Burnaby’s Mark Angelo is at the centre of a new film highlighting the fashion industry’s harmful effects on streams and rivers around the world.

Angelo and his accompanying production crew set out to tour the world’s rivers and make a film, but the emerging story focused on pollution from the fashion industry. 

“A lot of people didn’t make the connection between clothes and the environment,” Angelo told the NOW. “The worst river pollution examples I’ve seen in recent year have related to fashion.”

The film, RiverBlue, includes actor Jason Priestley as the narrator, and it premieres Oct. 1.

“As a long-time educator on the environmental side I’ve always believed everything is connected. … When you start to see toxins from an Asian textile mill showing up in the tissue of a North American polar bear, you start to realize that these are issues we should all care about.”

According to Angelo, the leather and denim industries are the worst polluters for streams and rivers, and the most toxic place on Earth is in Bangladesh, where the rivers run dead, and leather workers are exposed to huge amounts of chromium.
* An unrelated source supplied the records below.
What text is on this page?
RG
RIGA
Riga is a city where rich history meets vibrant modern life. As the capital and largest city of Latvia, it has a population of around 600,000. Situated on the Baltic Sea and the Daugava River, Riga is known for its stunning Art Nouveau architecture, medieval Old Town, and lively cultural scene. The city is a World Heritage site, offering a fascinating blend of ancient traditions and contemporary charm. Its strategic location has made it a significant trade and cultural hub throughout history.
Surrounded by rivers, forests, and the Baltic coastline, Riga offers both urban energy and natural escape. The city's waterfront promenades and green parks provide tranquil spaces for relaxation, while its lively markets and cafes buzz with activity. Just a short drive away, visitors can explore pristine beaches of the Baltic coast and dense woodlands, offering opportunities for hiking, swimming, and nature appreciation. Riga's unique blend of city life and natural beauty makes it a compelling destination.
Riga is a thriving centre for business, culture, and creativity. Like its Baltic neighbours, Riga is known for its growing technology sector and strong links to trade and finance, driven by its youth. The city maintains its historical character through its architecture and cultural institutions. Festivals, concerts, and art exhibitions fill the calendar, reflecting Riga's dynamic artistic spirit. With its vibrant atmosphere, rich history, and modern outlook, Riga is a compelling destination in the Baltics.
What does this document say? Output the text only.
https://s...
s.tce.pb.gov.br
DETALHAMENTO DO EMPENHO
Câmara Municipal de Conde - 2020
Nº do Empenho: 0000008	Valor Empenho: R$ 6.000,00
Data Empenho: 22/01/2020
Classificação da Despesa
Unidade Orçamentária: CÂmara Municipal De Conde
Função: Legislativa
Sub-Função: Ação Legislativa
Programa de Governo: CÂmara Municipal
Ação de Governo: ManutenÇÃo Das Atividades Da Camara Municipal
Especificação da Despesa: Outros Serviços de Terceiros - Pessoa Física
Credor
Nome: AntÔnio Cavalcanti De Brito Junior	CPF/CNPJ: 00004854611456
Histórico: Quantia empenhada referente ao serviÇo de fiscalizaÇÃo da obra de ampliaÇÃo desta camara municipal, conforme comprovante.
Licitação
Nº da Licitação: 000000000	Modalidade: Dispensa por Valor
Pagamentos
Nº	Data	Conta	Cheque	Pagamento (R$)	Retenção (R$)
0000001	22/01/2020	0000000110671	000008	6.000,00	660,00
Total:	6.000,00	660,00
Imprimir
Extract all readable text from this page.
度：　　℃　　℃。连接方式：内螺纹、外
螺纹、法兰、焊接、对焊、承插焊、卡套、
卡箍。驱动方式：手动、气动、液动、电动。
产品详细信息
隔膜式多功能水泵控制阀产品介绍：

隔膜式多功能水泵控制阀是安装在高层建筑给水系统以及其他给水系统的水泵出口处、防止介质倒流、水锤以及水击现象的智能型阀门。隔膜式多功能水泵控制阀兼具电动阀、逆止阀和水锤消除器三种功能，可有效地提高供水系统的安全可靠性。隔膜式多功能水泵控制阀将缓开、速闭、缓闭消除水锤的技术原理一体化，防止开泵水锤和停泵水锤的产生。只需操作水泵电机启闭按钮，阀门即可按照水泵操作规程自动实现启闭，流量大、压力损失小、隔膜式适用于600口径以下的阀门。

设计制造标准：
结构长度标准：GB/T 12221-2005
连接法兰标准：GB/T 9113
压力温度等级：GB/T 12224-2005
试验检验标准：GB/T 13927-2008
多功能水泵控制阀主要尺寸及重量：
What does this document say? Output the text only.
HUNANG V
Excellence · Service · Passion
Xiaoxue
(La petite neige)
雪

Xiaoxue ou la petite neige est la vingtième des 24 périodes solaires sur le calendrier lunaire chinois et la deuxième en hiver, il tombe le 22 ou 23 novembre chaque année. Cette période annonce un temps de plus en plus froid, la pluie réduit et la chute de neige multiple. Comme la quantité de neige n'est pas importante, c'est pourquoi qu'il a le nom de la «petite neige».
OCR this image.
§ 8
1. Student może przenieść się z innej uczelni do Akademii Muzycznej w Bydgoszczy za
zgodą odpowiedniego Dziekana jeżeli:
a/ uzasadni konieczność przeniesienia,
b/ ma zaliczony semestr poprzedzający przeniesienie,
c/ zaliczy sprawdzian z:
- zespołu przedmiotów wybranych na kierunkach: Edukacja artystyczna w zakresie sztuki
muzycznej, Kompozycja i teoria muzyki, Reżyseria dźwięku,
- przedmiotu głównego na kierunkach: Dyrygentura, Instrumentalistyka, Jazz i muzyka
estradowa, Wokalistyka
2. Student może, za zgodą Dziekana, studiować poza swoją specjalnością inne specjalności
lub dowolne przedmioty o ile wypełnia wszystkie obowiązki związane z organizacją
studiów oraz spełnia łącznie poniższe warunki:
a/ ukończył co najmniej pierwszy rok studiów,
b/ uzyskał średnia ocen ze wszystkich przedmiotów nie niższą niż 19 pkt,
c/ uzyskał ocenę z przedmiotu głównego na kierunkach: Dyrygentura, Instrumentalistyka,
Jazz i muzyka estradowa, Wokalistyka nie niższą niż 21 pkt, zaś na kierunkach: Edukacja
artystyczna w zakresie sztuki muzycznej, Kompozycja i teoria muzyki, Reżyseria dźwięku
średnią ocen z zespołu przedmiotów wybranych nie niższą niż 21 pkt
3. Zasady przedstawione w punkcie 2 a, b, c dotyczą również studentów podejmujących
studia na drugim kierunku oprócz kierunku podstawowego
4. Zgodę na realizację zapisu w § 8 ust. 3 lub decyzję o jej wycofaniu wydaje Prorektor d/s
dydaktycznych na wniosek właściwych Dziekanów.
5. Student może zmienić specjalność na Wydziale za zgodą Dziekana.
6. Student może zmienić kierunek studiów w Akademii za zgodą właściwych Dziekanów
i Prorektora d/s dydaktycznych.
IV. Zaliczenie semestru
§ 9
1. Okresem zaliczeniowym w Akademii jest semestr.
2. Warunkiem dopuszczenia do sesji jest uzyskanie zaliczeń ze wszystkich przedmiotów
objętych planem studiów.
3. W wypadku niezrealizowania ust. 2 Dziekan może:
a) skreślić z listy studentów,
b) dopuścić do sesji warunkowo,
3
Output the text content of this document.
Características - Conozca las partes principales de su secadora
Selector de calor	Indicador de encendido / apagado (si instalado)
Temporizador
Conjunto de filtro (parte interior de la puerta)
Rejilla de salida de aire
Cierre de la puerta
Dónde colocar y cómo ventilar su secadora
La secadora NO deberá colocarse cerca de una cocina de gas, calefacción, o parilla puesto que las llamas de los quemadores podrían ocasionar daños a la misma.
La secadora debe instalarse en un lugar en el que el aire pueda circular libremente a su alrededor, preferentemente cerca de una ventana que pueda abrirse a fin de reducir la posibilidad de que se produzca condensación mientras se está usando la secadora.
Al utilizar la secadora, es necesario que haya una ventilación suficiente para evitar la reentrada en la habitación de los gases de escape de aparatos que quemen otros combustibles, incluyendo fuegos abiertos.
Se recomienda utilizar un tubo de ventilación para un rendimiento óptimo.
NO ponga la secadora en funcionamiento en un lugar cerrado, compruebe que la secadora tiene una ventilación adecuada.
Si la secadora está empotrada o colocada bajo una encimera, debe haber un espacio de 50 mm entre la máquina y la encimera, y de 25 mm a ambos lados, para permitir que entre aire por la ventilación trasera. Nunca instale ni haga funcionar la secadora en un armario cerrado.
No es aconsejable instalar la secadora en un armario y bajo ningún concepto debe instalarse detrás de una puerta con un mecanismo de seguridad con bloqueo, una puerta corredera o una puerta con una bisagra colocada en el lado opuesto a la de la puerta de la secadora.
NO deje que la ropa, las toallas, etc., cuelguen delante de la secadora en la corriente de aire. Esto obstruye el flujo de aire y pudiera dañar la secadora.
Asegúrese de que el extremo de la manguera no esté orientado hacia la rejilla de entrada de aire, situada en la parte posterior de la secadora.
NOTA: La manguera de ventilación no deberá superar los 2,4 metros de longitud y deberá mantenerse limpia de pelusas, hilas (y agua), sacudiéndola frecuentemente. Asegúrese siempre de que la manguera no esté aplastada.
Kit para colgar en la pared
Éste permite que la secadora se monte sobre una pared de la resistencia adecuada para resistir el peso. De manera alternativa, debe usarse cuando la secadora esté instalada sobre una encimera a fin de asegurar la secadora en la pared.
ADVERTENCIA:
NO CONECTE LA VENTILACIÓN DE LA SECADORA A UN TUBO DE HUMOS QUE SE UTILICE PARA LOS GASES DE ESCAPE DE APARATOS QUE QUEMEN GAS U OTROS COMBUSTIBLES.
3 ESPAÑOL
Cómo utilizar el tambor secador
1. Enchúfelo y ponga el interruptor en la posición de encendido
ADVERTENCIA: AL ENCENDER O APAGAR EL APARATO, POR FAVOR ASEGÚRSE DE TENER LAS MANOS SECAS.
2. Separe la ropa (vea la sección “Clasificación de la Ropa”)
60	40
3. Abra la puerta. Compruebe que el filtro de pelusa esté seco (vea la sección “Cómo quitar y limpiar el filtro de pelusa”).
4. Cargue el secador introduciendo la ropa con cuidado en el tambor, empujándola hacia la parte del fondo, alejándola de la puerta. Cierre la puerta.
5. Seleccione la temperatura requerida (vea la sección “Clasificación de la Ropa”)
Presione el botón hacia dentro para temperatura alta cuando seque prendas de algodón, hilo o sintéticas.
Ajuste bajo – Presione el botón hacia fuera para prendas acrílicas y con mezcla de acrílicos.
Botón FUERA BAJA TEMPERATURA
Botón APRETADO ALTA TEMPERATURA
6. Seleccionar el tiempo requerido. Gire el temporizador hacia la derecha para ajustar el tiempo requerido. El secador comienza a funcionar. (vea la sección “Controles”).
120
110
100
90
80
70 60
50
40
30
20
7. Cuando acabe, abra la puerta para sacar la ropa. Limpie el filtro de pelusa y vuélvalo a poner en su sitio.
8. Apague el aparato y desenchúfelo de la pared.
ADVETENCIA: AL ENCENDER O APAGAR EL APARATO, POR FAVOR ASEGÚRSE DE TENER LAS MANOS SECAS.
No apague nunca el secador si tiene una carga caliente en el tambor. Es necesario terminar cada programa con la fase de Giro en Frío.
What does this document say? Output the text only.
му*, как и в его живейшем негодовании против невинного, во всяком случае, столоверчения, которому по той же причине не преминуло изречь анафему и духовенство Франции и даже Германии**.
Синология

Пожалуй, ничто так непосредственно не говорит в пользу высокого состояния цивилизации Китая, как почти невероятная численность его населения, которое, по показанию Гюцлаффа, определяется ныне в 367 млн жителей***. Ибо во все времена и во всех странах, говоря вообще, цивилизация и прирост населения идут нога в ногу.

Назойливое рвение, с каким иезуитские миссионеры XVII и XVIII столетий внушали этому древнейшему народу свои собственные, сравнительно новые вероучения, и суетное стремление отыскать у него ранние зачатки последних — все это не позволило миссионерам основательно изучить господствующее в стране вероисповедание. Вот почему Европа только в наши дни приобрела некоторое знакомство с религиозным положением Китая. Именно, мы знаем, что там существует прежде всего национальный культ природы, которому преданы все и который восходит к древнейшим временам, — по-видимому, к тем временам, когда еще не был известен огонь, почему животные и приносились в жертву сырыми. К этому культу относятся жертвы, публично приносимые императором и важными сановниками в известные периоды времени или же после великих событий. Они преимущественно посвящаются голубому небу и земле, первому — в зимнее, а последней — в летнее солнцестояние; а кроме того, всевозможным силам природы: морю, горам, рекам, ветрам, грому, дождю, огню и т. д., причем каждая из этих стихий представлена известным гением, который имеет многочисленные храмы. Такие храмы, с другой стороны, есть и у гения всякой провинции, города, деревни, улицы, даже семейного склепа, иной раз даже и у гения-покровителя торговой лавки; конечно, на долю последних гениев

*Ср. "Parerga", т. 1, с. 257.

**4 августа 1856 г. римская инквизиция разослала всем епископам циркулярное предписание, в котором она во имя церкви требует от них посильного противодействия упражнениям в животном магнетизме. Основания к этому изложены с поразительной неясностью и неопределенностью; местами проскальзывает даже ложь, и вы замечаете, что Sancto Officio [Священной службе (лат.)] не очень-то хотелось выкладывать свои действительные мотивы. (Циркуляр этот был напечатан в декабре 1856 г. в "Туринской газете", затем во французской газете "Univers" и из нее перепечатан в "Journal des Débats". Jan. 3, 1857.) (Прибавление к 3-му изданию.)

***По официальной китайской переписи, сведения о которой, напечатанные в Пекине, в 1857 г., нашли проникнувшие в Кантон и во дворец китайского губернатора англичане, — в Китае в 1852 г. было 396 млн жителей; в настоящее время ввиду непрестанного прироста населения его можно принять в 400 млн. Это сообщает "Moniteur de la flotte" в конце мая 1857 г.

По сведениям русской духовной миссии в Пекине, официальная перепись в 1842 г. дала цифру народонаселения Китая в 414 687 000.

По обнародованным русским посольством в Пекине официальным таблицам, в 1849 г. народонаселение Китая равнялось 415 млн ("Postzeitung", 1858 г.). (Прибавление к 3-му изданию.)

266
Toxins, like lead, mercury and copper, are released directly into the waterways, Angelo added.

“This film, I think, will be for a lot of people a real eye-opener,” Angelo said. “The goal of the film is to change an industry - to make it more sustainable and more ethical.”

The film calls out companies like Gap, H&M and Nike, while calling on change from the fashion industry.

RiverBlue premieres on Saturday, Oct. 1, at the Vancouver International Film Festival. The screening is at 6:30 p.m. at SFU’s Goldcorp Centre for the Arts. The film has been nominated for the VIFF impact award.